Il cambiamento è possibile solo se le donne iniziano a compierlo, ci spiega Elisa Ercoli: “Non me lo aspetto dagli uomini. Sono convinta che le nuove generazioni sapranno fare cose più belle, migliori delle nostre. Se hanno fatto gravissime esperienze è perché abbiamo dato loro gli esempi sbagliati. Quando sono entrata a Differenza Donna la percezione dell’immagine femminile era molto migliore di oggi, c’era un rispetto delle donne e delle loro competenze, oggi invece è tutto possibile, anche l’applicazione della discriminazione più sfacciata”.

Sono molte le attività dell’associazione Differenza Donna: accanto ai Centri antiviolenza infatti l’azione è concentrata sulla formazione per la prevenzione di abusi sulle donne, siano essi fisici o psicologici. Esistono quindi progetti nel mondo della scuola per educare a scoprire l’altra faccia delle relazioni, quella non prevaricante, non aggressiva, ma paritaria; corsi teorici pratici per formare operatrici per i futuri centri antiviolenza e corsi di formazione specializzata per operatori del settore, magistrati, forze dell’ordine, polizia municipale, psicologi, operatori sanitari e assistenti sociali.

Un aiuto specifico è stato poi pensato per le donne vittime di tratta, che vengono supportate in un cammino di ricostruzione della propria vita, attraverso occasioni di lavoro e una rete di amicizie sane. Differenza Donna pone l’attenzione anche sul mondo della salute, con il progetto Codice Rosa che cerca di fornire alla donna l’intervento più idoneo alla gestione del suo caso con percorsi celeri e dedicati di diagnosi e cura, interventi psico-sociali, segnalazione alle forze dell’ordine, tribunali, servizi sociali territoriali e collocazione in strutture protette. Per tutte le donne sono a disposizione consulenze criminologiche e il sostegno legale e psicologico di professioniste specializzate, oltre ad uno sportello antistalking. Nei casi di violenza più grave viene garantita un’ospitalità di emergenza a breve termine nei Centri antiviolenza.

“Non tutte le donne arrivano direttamente al Centro antiviolenza – ci spiega ancora la presidente di Differenza Donna – per farlo bisogna aver maturato una coscienza del problema e un desiderio specifico di dire no a quello che si sta vivendo. Per questo è nato il Centro Maree, pensato per le donne in difficoltà in modo più generico. Si avvicinano migranti, donne in gravidanza o che hanno problemi economici.
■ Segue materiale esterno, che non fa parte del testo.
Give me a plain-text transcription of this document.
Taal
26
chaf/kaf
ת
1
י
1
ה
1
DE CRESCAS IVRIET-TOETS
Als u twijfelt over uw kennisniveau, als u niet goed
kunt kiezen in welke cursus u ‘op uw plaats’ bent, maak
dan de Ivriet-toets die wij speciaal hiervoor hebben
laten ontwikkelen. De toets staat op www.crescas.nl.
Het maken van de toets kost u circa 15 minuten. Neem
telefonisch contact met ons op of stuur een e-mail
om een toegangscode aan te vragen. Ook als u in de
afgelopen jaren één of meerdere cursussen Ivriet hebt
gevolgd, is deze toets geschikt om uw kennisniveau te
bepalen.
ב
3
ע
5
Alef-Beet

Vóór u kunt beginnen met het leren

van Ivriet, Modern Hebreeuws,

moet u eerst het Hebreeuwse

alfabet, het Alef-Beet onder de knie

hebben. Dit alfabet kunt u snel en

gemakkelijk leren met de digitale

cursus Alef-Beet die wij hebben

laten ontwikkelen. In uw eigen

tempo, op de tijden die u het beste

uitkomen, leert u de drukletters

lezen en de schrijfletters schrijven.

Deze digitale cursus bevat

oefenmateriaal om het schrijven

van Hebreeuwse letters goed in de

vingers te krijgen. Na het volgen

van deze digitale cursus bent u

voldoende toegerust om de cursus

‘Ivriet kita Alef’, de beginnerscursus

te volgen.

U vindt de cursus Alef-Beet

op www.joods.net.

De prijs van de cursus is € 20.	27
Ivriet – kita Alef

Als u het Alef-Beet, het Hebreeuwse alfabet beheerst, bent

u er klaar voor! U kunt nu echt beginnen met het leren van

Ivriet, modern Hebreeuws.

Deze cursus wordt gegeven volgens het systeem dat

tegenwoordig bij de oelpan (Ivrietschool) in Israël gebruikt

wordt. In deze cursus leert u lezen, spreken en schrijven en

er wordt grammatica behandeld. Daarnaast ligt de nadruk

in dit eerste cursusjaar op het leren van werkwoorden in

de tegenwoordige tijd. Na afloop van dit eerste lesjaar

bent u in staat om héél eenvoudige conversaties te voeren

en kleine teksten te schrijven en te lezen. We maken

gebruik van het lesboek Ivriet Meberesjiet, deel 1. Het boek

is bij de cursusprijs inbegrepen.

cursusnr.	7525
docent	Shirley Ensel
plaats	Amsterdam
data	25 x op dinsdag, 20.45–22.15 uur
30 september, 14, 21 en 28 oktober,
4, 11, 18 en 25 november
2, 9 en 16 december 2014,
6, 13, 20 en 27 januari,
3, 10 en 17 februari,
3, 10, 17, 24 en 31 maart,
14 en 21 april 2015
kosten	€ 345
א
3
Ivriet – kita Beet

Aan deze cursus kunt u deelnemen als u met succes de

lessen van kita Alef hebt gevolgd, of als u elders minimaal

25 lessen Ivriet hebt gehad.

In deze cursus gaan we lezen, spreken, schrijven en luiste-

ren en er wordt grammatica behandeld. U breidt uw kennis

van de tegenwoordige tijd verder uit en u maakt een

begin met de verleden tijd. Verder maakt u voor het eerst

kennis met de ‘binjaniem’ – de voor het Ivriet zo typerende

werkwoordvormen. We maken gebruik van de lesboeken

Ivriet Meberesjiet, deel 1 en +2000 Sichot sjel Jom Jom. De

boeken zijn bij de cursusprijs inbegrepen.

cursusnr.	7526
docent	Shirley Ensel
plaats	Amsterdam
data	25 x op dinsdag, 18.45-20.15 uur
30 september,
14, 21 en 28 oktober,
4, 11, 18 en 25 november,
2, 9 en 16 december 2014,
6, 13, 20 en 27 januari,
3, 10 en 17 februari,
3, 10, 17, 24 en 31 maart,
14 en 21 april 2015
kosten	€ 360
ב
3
Nel tempo abbiamo imparato che dopo un primo periodo e un primo approccio emergeva un trauma di violenza pregressa spesso rimosso, che aveva poi prodotto la situazione di difficoltà successiva”.

La chiave dell’approccio, in tutti i contesti, è quella di restituire alla donna la dignità e la consapevolezza di sé perdute: “La figura dell’operatrice non è assistenziale – ci spiega ancora Ercoli – e il progetto di vita che si ricostruisce insieme alla persona è sempre seguito da uno staff di specialiste, in modo che la donna non riproduca con un solo riferimento un rapporto di dipendenza simile a quello che ha avuto con il proprio compagno”.